A while back I read a plethora of self-help books and one of the few lessons I learned was that no one else is in control of my emotions. This lead to a number of conversations that Ian found irritating, because He would ask what he had done to make me unhappy, if he noticed I was in a mood. I would respond, usually curtly, that he can’t make me happy or unhappy, that was my choice. Granted my tone and body language were telling a different story, but my words were true. I was choosing to be unhappy and live in anger or sadness or discontent… it wasn’t his fault even if he was involved in the events that lead to me making that choice, I chose what feelings to live in that moment.
While emotions are important to feel and acknowledge, it is important to do it modestly. The Holy Fathers of the Church warn us to be cautious in expressing ourselves. Temptations lurk in excesses of emotion. In joy and happiness, come conceit and pride, in sadness comes despondency and gluttony and in anger comes jealousy and wrath. So if we are living in these emotions as a means of satisfaction we are constantly opening ourselves to temptation and sin and forgetting the real drive of our life… God. What happens when we give our emotions to Him?
Instead of boasting with pride “I had a great day at work because I am an amazing worker and this job is perfect for me,” perhaps the more humble “I had a great day at work, Glory to God for my job.” Instead of slipping into despair with “I am the worst person in the world, I suck at everything, I will always be alone,” a less tempting expression might be “I am sad and lonely right now, but thanks be to God for my trials.” Perhaps the hardest of all is to slow the green eyes of jealousy “I hate people they don’t deserve anything they have,” instead try “Lord have mercy on me, thank you for all that I have but I pray that one day I may attain my desires if it be your will.”
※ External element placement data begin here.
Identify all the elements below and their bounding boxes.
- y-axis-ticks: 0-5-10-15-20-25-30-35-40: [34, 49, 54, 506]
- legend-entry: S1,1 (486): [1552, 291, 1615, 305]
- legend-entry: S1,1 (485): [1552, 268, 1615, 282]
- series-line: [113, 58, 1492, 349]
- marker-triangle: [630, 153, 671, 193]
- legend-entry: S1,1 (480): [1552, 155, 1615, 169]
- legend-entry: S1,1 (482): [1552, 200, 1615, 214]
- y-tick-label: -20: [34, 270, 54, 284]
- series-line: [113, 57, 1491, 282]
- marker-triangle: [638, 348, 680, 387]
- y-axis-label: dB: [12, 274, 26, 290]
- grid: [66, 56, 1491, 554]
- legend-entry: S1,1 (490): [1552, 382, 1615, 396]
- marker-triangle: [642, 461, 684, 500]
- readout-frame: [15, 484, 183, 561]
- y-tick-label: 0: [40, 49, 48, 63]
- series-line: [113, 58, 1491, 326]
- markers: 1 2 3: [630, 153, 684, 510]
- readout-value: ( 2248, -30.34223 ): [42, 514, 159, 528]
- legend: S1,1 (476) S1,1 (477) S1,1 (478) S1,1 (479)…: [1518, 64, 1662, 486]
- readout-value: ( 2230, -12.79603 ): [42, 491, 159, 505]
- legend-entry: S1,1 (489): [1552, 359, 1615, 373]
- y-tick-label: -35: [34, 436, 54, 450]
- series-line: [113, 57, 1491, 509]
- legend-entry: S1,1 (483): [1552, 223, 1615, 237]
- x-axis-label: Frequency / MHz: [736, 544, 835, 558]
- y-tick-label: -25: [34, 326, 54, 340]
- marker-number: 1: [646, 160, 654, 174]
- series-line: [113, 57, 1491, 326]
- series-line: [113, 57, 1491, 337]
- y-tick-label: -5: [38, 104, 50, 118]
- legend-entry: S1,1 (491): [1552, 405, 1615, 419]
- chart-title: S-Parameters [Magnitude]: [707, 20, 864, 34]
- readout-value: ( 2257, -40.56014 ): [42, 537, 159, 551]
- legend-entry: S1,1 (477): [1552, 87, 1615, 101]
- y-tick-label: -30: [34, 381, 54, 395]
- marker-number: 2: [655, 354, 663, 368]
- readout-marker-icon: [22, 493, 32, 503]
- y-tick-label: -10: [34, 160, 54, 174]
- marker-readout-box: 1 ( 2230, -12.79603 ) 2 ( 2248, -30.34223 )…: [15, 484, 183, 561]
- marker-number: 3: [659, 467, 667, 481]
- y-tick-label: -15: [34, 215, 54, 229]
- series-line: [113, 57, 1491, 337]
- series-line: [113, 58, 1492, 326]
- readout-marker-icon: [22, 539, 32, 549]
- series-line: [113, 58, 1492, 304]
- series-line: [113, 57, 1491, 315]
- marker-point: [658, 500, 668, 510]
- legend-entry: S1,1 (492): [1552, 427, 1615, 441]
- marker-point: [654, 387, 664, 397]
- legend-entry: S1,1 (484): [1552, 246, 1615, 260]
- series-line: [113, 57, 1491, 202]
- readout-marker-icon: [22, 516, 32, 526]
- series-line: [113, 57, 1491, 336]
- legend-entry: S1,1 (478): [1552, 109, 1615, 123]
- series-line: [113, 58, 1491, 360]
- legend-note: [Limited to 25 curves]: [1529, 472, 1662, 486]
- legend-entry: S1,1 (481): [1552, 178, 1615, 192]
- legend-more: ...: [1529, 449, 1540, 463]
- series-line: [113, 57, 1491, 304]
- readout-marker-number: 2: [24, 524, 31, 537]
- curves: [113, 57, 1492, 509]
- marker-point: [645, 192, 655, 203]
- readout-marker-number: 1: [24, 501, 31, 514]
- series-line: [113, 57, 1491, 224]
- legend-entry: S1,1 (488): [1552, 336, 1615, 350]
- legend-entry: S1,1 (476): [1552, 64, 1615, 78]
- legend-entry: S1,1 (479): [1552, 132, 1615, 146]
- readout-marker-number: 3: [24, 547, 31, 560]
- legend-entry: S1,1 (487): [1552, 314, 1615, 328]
In each of these examples the life of the emotion is taken away and given to God, where it truly belongs. That being said it is not an easy task to stop living emotions. I mean even laundry detergent ads tell us happiness will fill our lives if we wear clothes of their scent, but as much as everyone wants a happy life, is that what we really need? We have other emotions for a reason. Do we learn anything from happiness? Do our most significant memories have to do with happiness? For example, I remember with warm sentiments my wedding and Ian and my first dates, however even more vivid memories are remembered of our first fight and how we learned to communicate for our disagreement. I look back now and laugh at how silly we were and am happy that we made it through that trial, but at that time I was not living happiness which tells me that emotions are not trustworthy ways to make a living.
Being modest in emotion seems like a huge task as it is against everything our culture is teaching us, when we sit back and look at the ways our emotions fluctuate, it becomes clear that living in emotions is not healthy or stable. Living such an unbalanced life is dangerous to ourselves and those around us, where if we give mild expressions of our emotions to God we are able to feel them and move on, seeing the all of life’s satisfaction does not require one emotion or another, but simply the grace of God.
What are some examples you have of living in emotion? Have you fallen into traps of excess expression of emotion? How did you move forward?